Tabby isn’t a drop-in replacement with zero compromises:

Quality varies by model: Smaller models give faster but simpler suggestions. Some users on Hacker News noted that suggestions can be “junior level”—helpful for boilerplate, but you shouldn’t accept everything blindly.

No agentic features: Unlike some newer tools, Tabby focuses on completion and chat. It won’t autonomously run commands or modify multiple files.

Setup required: You’re managing infrastructure. Updates, model downloads, and configuration fall on you.
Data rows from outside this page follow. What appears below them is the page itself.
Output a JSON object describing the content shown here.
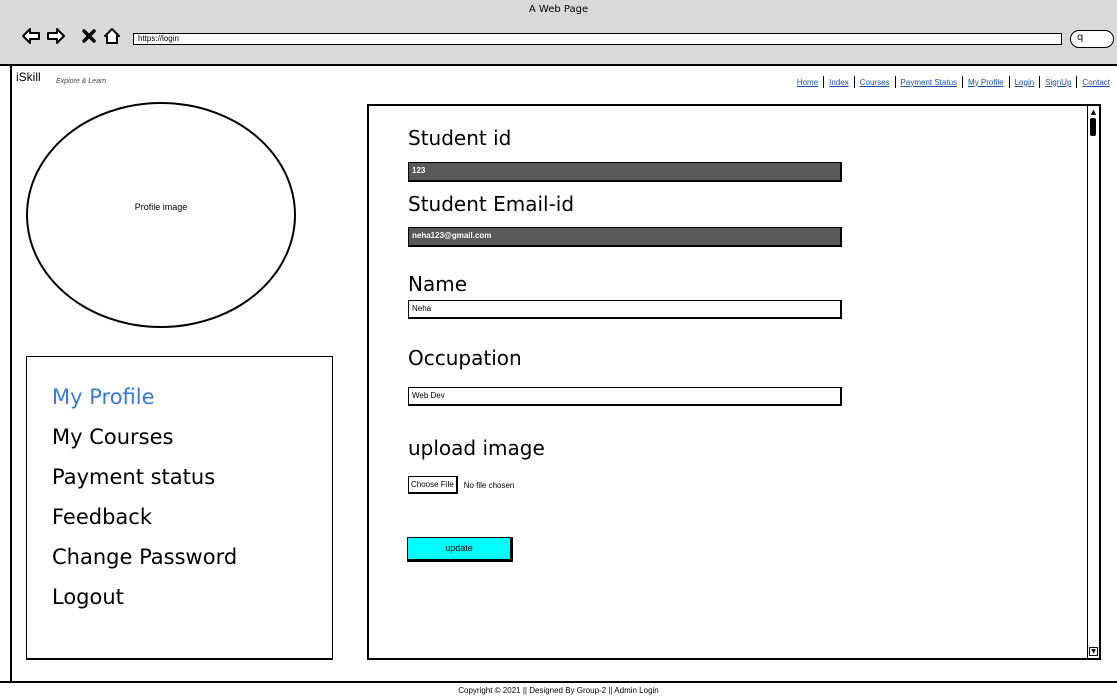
{
  "browser": {
    "title": "A Web Page",
    "url": "https://login",
    "search_glyph": "q"
  },
  "site": {
    "logo": "iSkill",
    "tagline": "Explore & Learn"
  },
  "nav": {
    "items": [
      "Home",
      "Index",
      "Courses",
      "Payment Status",
      "My Profile",
      "Login",
      "SignUp",
      "Contact"
    ]
  },
  "profile": {
    "image_label": "Profile image"
  },
  "sidebar": {
    "items": [
      {
        "label": "My Profile",
        "active": true
      },
      {
        "label": "My Courses",
        "active": false
      },
      {
        "label": "Payment status",
        "active": false
      },
      {
        "label": "Feedback",
        "active": false
      },
      {
        "label": "Change Password",
        "active": false
      },
      {
        "label": "Logout",
        "active": false
      }
    ]
  },
  "form": {
    "student_id_label": "Student id",
    "student_id_value": "123",
    "email_label": "Student Email-id",
    "email_value": "neha123@gmail.com",
    "name_label": "Name",
    "name_value": "Neha",
    "occupation_label": "Occupation",
    "occupation_value": "Web Dev",
    "upload_label": "upload image",
    "choose_file_label": "Choose File",
    "file_status": "No file chosen",
    "update_label": "update"
  },
  "footer": {
    "text": "Copyright © 2021 || Designed By Group-2 || Admin Login"
  },
  "colors": {
    "active_menu": "#3a78d8",
    "update_button": "#00ffff",
    "readonly_field": "#595959",
    "link": "#1a4fa8"
  }
}
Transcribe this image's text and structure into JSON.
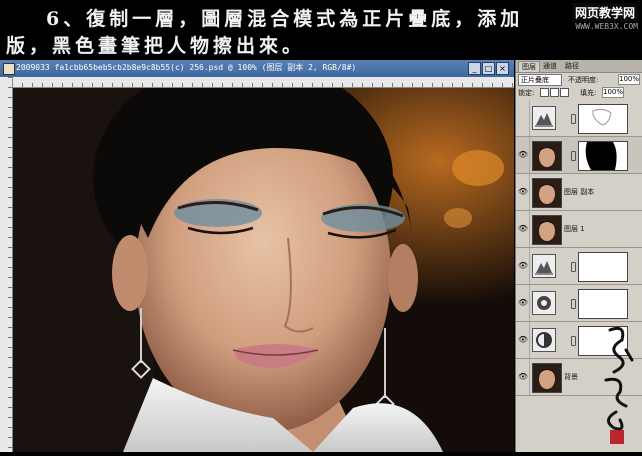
{
  "caption": {
    "line1": "6、復制一層，圖層混合模式為正片疊底，添加",
    "line2": "版，黑色畫筆把人物擦出來。"
  },
  "watermark": {
    "site": "网页教学网",
    "url": "WWW.WEB3X.COM"
  },
  "window": {
    "title": "2009033 fa1cbb65beb5cb2b8e9c8b55(c) 256.psd @ 100% (图层 副本 2, RGB/8#)",
    "buttons": [
      "_",
      "□",
      "×"
    ]
  },
  "panel": {
    "tabs": [
      "图层",
      "通道",
      "路径"
    ],
    "active_tab": "图层",
    "blend_mode": "正片叠底",
    "opacity_label": "不透明度:",
    "opacity": "100%",
    "lock_label": "锁定:",
    "fill_label": "填充:",
    "fill": "100%",
    "layers": [
      {
        "kind": "adjustment-mask",
        "name": "",
        "visible": false,
        "icon": "levels-icon"
      },
      {
        "kind": "photo-mask",
        "name": "",
        "visible": true
      },
      {
        "kind": "photo",
        "name": "图层 副本",
        "visible": true
      },
      {
        "kind": "photo",
        "name": "图层 1",
        "visible": true
      },
      {
        "kind": "adjustment-mask",
        "name": "",
        "visible": true,
        "icon": "levels-icon"
      },
      {
        "kind": "adjustment-mask",
        "name": "",
        "visible": true,
        "icon": "circle-adjust-icon"
      },
      {
        "kind": "adjustment-mask",
        "name": "",
        "visible": true,
        "icon": "channel-mixer-icon"
      },
      {
        "kind": "photo",
        "name": "背景",
        "visible": true
      }
    ]
  },
  "signature": "飛雅嬌人"
}
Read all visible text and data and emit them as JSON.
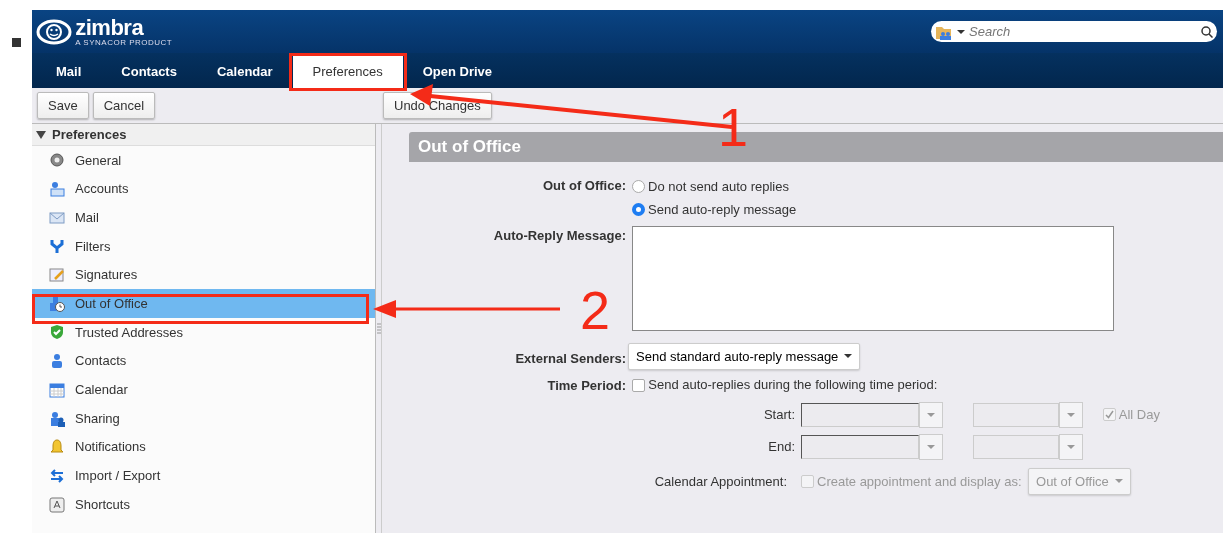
{
  "header": {
    "logo": "zimbra",
    "tagline": "A SYNACOR PRODUCT",
    "search": {
      "placeholder": "Search"
    }
  },
  "tabs": [
    {
      "label": "Mail",
      "selected": false
    },
    {
      "label": "Contacts",
      "selected": false
    },
    {
      "label": "Calendar",
      "selected": false
    },
    {
      "label": "Preferences",
      "selected": true
    },
    {
      "label": "Open Drive",
      "selected": false
    }
  ],
  "toolbar": {
    "left_buttons": [
      "Save",
      "Cancel"
    ],
    "right_buttons": [
      "Undo Changes"
    ]
  },
  "sidebar": {
    "heading": "Preferences",
    "expanded": true,
    "items": [
      {
        "label": "General",
        "selected": false
      },
      {
        "label": "Accounts",
        "selected": false
      },
      {
        "label": "Mail",
        "selected": false
      },
      {
        "label": "Filters",
        "selected": false
      },
      {
        "label": "Signatures",
        "selected": false
      },
      {
        "label": "Out of Office",
        "selected": true
      },
      {
        "label": "Trusted Addresses",
        "selected": false
      },
      {
        "label": "Contacts",
        "selected": false
      },
      {
        "label": "Calendar",
        "selected": false
      },
      {
        "label": "Sharing",
        "selected": false
      },
      {
        "label": "Notifications",
        "selected": false
      },
      {
        "label": "Import / Export",
        "selected": false
      },
      {
        "label": "Shortcuts",
        "selected": false
      }
    ]
  },
  "panel": {
    "title": "Out of Office",
    "out_of_office": {
      "label": "Out of Office:",
      "options": [
        {
          "label": "Do not send auto replies",
          "selected": false
        },
        {
          "label": "Send auto-reply message",
          "selected": true
        }
      ]
    },
    "message": {
      "label": "Auto-Reply Message:"
    },
    "external_senders": {
      "label": "External Senders:",
      "value": "Send standard auto-reply message"
    },
    "time_period": {
      "label": "Time Period:",
      "checkbox": {
        "label": "Send auto-replies during the following time period:",
        "checked": false
      },
      "start_label": "Start:",
      "end_label": "End:",
      "all_day": {
        "label": "All Day",
        "checked": true,
        "disabled": true
      }
    },
    "calendar_appointment": {
      "label": "Calendar Appointment:",
      "checkbox": {
        "label": "Create appointment and display as:",
        "checked": false,
        "disabled": true
      },
      "value": "Out of Office",
      "disabled": true
    }
  },
  "annotations": [
    {
      "number": "1"
    },
    {
      "number": "2"
    }
  ]
}
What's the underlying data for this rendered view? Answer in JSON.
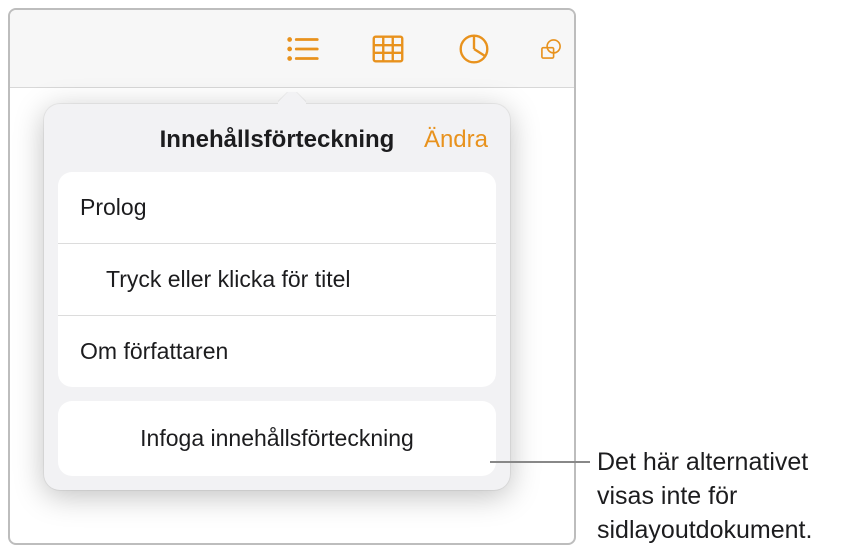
{
  "popover": {
    "title": "Innehållsförteckning",
    "edit_label": "Ändra",
    "toc_items": [
      {
        "label": "Prolog",
        "indent": false
      },
      {
        "label": "Tryck eller klicka för titel",
        "indent": true
      },
      {
        "label": "Om författaren",
        "indent": false
      }
    ],
    "insert_label": "Infoga innehållsförteckning"
  },
  "callout": {
    "text": "Det här alternativet visas inte för sidlayoutdokument."
  }
}
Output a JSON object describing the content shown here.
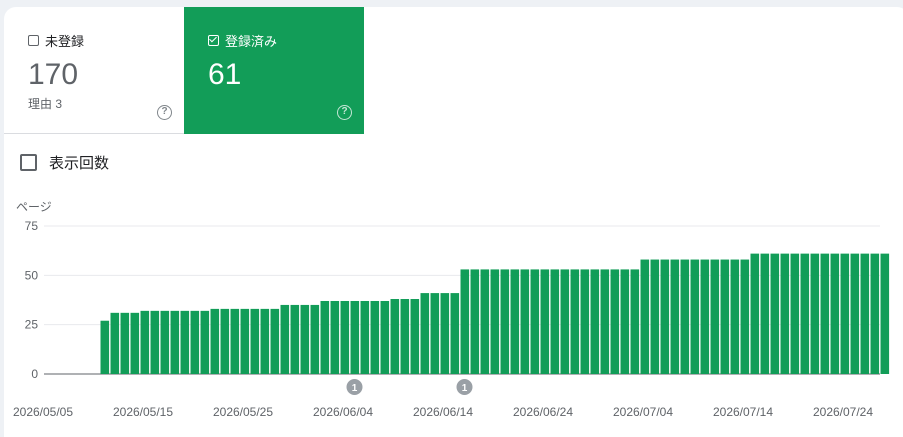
{
  "tiles": {
    "unregistered": {
      "label": "未登録",
      "value": "170",
      "sub": "理由 3",
      "help": "?"
    },
    "registered": {
      "label": "登録済み",
      "value": "61",
      "help": "?"
    }
  },
  "impressions": {
    "label": "表示回数",
    "checked": false
  },
  "colors": {
    "accent": "#129d58",
    "bar": "#129d58",
    "grid": "#e8eaed",
    "marker": "#9aa0a6"
  },
  "chart_data": {
    "type": "bar",
    "ylabel": "ページ",
    "ylim": [
      0,
      75
    ],
    "yticks": [
      0,
      25,
      50,
      75
    ],
    "x_start": "2026/05/05",
    "x_tick_labels": [
      "2026/05/05",
      "2026/05/15",
      "2026/05/25",
      "2026/06/04",
      "2026/06/14",
      "2026/06/24",
      "2026/07/04",
      "2026/07/14",
      "2026/07/24"
    ],
    "series": [
      {
        "start_date": "2026/05/11",
        "values": [
          27,
          31,
          31,
          31,
          32,
          32,
          32,
          32,
          32,
          32,
          32,
          33,
          33,
          33,
          33,
          33,
          33,
          33,
          35,
          35,
          35,
          35,
          37,
          37,
          37,
          37,
          37,
          37,
          37,
          38,
          38,
          38,
          41,
          41,
          41,
          41,
          53,
          53,
          53,
          53,
          53,
          53,
          53,
          53,
          53,
          53,
          53,
          53,
          53,
          53,
          53,
          53,
          53,
          53,
          58,
          58,
          58,
          58,
          58,
          58,
          58,
          58,
          58,
          58,
          58,
          61,
          61,
          61,
          61,
          61,
          61,
          61,
          61,
          61,
          61,
          61,
          61,
          61,
          61
        ]
      }
    ],
    "annotations": [
      {
        "date": "2026/06/05",
        "label": "1"
      },
      {
        "date": "2026/06/16",
        "label": "1"
      }
    ],
    "grid": true
  }
}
Fewer integrations: While VS Code and JetBrains support is solid, you won’t find the same breadth of IDE plugins as Copilot.

Who Should Use This

Tabby makes sense if:

  • You work with proprietary or sensitive code that can’t leave your network
  • Your company has data governance requirements prohibiting cloud AI tools
  • You want to avoid monthly subscription costs
  • You have unused GPU capacity (gaming PC, ML workstation)
  • You value controlling your development tools

For casual hobby projects where privacy doesn’t matter, Copilot’s free tier might be simpler. But for professional work on sensitive codebases, running your own coding assistant removes a class of risks entirely.

Get Started

  1. Clone the example configs or use the Docker Compose setup above
  2. Start with StarCoder-1B to verify everything works
  3. Upgrade to larger models as needed
  4. Index your repositories for context-aware suggestions

Your code stays yours. Your suggestions run locally. And after initial setup, it costs nothing.